Antidiabetic activity in vitro and in vivo of BDB, a selective inhibitor of protein tyrosine phosphatase 1B, from Rhodomela confervoides

• Published in: British journal of pharmacology Vol. 177; no. 19; pp. 4464 - 4480
• Main Authors: Luo, Jiao, Zheng, Meiling, Jiang, Bo, Li, Chao, Guo, Shuju, Wang, Lijun, Li, Xiangqian, Yu, Rilei, Shi, Dayong
• Format: Journal Article
• Language: English
• Published: England Blackwell Publishing Ltd 01.10.2020; John Wiley and Sons Inc
• Subjects: Antidiabetics; Bioavailability; bromophenol; cell permeability; Diabetes; Diabetes mellitus (non-insulin dependent); Drug development; Enzyme kinetics; Glucagon; Hypoglycemia; Hypolipoproteinemia; Insulin; Metabolic disorders; Myotubes; Oral administration; oral bioavailability; Pancreas; Permeability; Phosphatase; Protein-tyrosine-phosphatase; PTP1B inhibitor; Research Paper; Research Papers; Rhodomela confervoides; selectivity; Surface plasmon resonance; cell permeability; selectivity; PTP1B inhibitor; oral bioavailability; bromophenol
• ISSN: 0007-1188; 1476-5381
• DOI: 10.1111/bph.15195

Background and Purpose Protein tyrosine phosphatase (PTP) 1B (PTP1B) plays a critical role in the regulation of obesity, Type 2 diabetes mellitus and other metabolic diseases.
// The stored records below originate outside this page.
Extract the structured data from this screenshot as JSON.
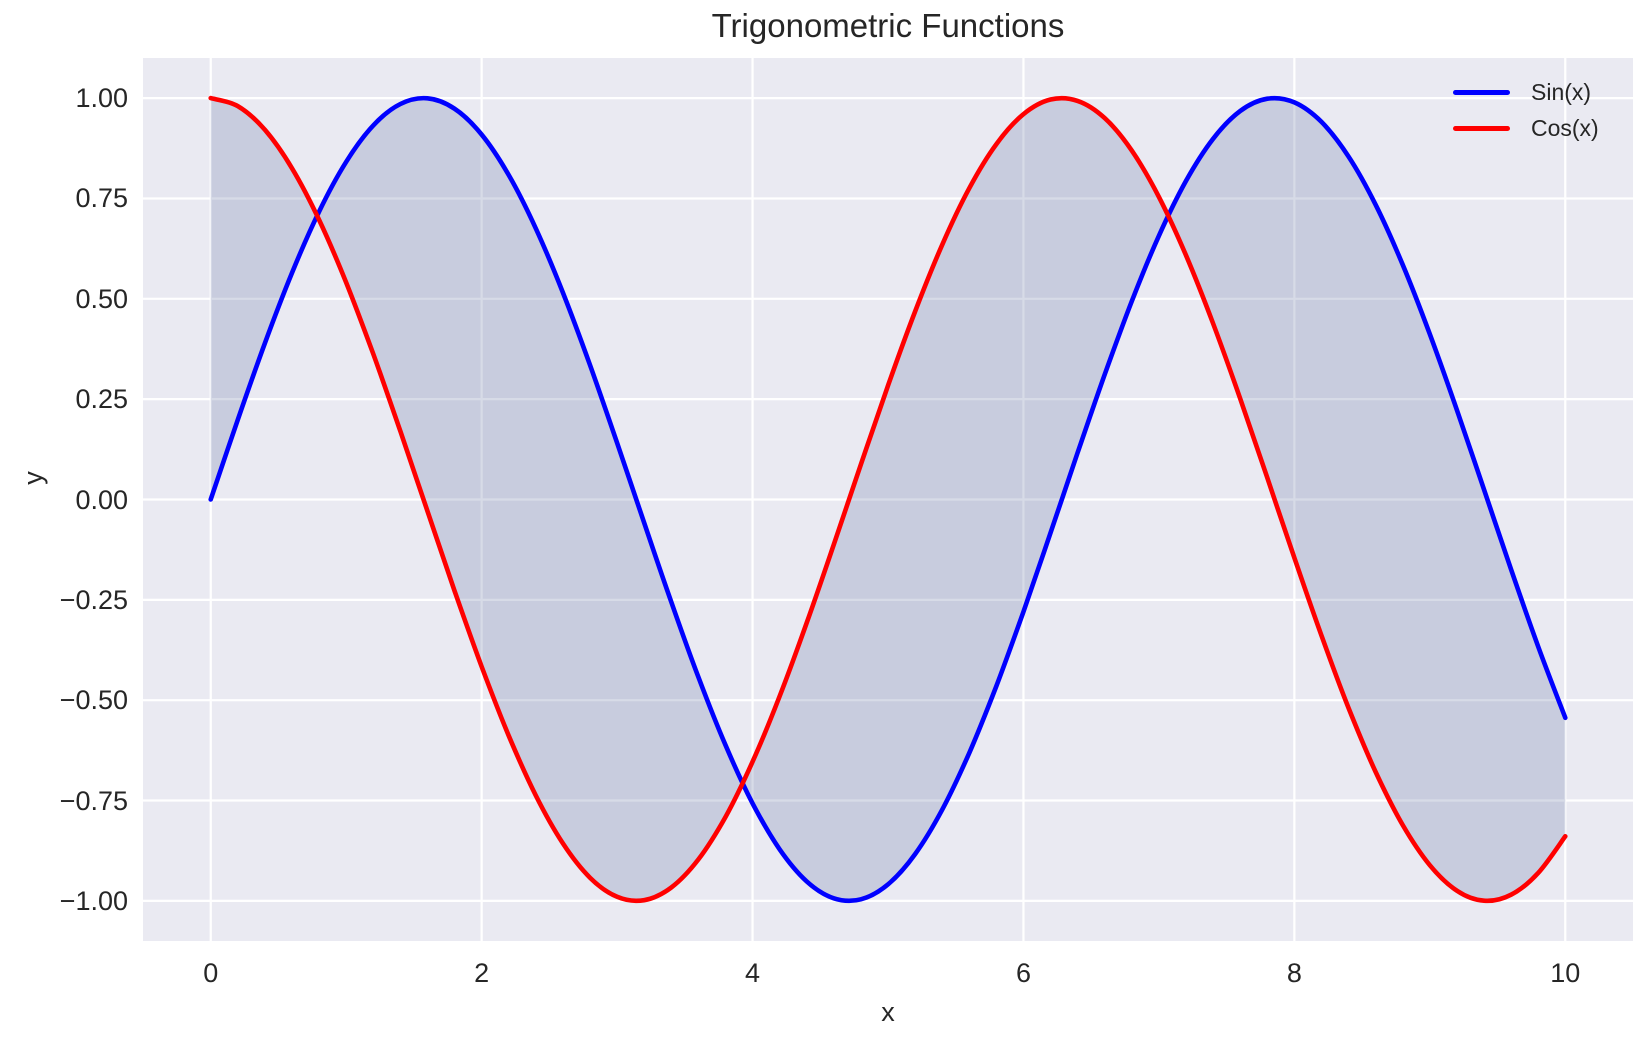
{
  "title": "Trigonometric Functions",
  "xlabel": "x",
  "ylabel": "y",
  "style": {
    "background": "#ffffff",
    "axes_background": "#eaeaf2",
    "grid_color": "#ffffff",
    "text_color": "#262626"
  },
  "legend": {
    "position": "upper right",
    "items": [
      {
        "label": "Sin(x)",
        "color": "#0000ff"
      },
      {
        "label": "Cos(x)",
        "color": "#ff0000"
      }
    ]
  },
  "chart_data": {
    "type": "line",
    "title": "Trigonometric Functions",
    "xlabel": "x",
    "ylabel": "y",
    "xlim": [
      -0.5,
      10.5
    ],
    "ylim": [
      -1.1,
      1.1
    ],
    "grid": true,
    "legend_position": "upper right",
    "xticks": {
      "values": [
        0,
        2,
        4,
        6,
        8,
        10
      ],
      "labels": [
        "0",
        "2",
        "4",
        "6",
        "8",
        "10"
      ]
    },
    "yticks": {
      "values": [
        -1.0,
        -0.75,
        -0.5,
        -0.25,
        0.0,
        0.25,
        0.5,
        0.75,
        1.0
      ],
      "labels": [
        "−1.00",
        "−0.75",
        "−0.50",
        "−0.25",
        "0.00",
        "0.25",
        "0.50",
        "0.75",
        "1.00"
      ]
    },
    "x": [
      0.0,
      0.2,
      0.4,
      0.6,
      0.8,
      1.0,
      1.2,
      1.4,
      1.6,
      1.8,
      2.0,
      2.2,
      2.4,
      2.6,
      2.8,
      3.0,
      3.2,
      3.4,
      3.6,
      3.8,
      4.0,
      4.2,
      4.4,
      4.6,
      4.8,
      5.0,
      5.2,
      5.4,
      5.6,
      5.8,
      6.0,
      6.2,
      6.4,
      6.6,
      6.8,
      7.0,
      7.2,
      7.4,
      7.6,
      7.8,
      8.0,
      8.2,
      8.4,
      8.6,
      8.8,
      9.0,
      9.2,
      9.4,
      9.6,
      9.8,
      10.0
    ],
    "series": [
      {
        "name": "Sin(x)",
        "color": "#0000ff",
        "linewidth": 4.6,
        "values": [
          0.0,
          0.1987,
          0.3894,
          0.5646,
          0.7174,
          0.8415,
          0.932,
          0.9854,
          0.9996,
          0.9738,
          0.9093,
          0.8085,
          0.6755,
          0.5155,
          0.335,
          0.1411,
          -0.0584,
          -0.2555,
          -0.4425,
          -0.6119,
          -0.7568,
          -0.8716,
          -0.9516,
          -0.9937,
          -0.9962,
          -0.9589,
          -0.8835,
          -0.7728,
          -0.6313,
          -0.4646,
          -0.2794,
          -0.0831,
          0.1165,
          0.3115,
          0.4941,
          0.657,
          0.7937,
          0.8987,
          0.9679,
          0.9985,
          0.9894,
          0.9407,
          0.8546,
          0.7344,
          0.5849,
          0.4121,
          0.2229,
          0.0248,
          -0.1743,
          -0.3665,
          -0.544
        ]
      },
      {
        "name": "Cos(x)",
        "color": "#ff0000",
        "linewidth": 4.6,
        "values": [
          1.0,
          0.9801,
          0.9211,
          0.8253,
          0.6967,
          0.5403,
          0.3624,
          0.17,
          -0.0292,
          -0.2272,
          -0.4161,
          -0.5885,
          -0.7374,
          -0.8569,
          -0.9422,
          -0.99,
          -0.9983,
          -0.9668,
          -0.8968,
          -0.791,
          -0.6536,
          -0.4903,
          -0.3073,
          -0.1122,
          0.0875,
          0.2837,
          0.4685,
          0.6347,
          0.7756,
          0.8855,
          0.9602,
          0.9965,
          0.9932,
          0.9502,
          0.8694,
          0.7539,
          0.6084,
          0.4385,
          0.2513,
          0.054,
          -0.1455,
          -0.3392,
          -0.5193,
          -0.6787,
          -0.8111,
          -0.9111,
          -0.9748,
          -0.9997,
          -0.9847,
          -0.9304,
          -0.8391
        ]
      }
    ],
    "fill_between": {
      "between": [
        "Sin(x)",
        "Cos(x)"
      ],
      "color": "#7b89af",
      "opacity": 0.3
    }
  }
}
However, drug candidates exhibiting PTP1B selectivity and oral bioavailability are currently lacking. Here, the enzyme inhibitory characteristics and pharmacological benefits of 3‐bromo‐4,5‐bis(2,3‐dibromo‐4,5‐dihydroxybenzyl)‐1,2‐benzenediol (BDB) were investigated in vitro and in vivo. Experimental Approach Surface plasmon resonance (SPR) assay was performed to validate the direct binding of BDB to PTP1B, and Lineweaver–Burk analysis of the enzyme kinetics was used to characterise the inhibition by BDB. Both in vitro enzyme‐inhibition assays and SPR experiments were also conducted to study the selectivity exhibited by BDB towards four other PTP‐family proteins: TC‐PTP, SHP‐1, SHP‐2, and LAR. C2C12 myotubes were used to evaluate cellular permeability to BDB. Effects of BDB on insulin signalling, hypoglycaemia and hypolipidaemia were investigated in diabetic BKS db mice, after oral gavage. The beneficial effects of BDB on pancreatic islets were examined based on insulin and/or glucagon staining. Key Results BDB acted as a competitive inhibitor of PTP1B and demonstrated high selectivity for PTP1B among the tested PTP‐family proteins. Moreover, BDB was cell‐permeable and enhanced insulin signalling in C2C12 myotubes. Lastly, oral administration of BDB produced effective antidiabetic effects in spontaneously diabetic mice and markedly improved islet architecture, which was coupled with an increase in the ratio of β‐cells to α‐cells. Conclusion and Implications BDB application offers a potentially practical pharmacological approach for treating Type 2 diabetes mellitus by selectively inhibiting PTP1B.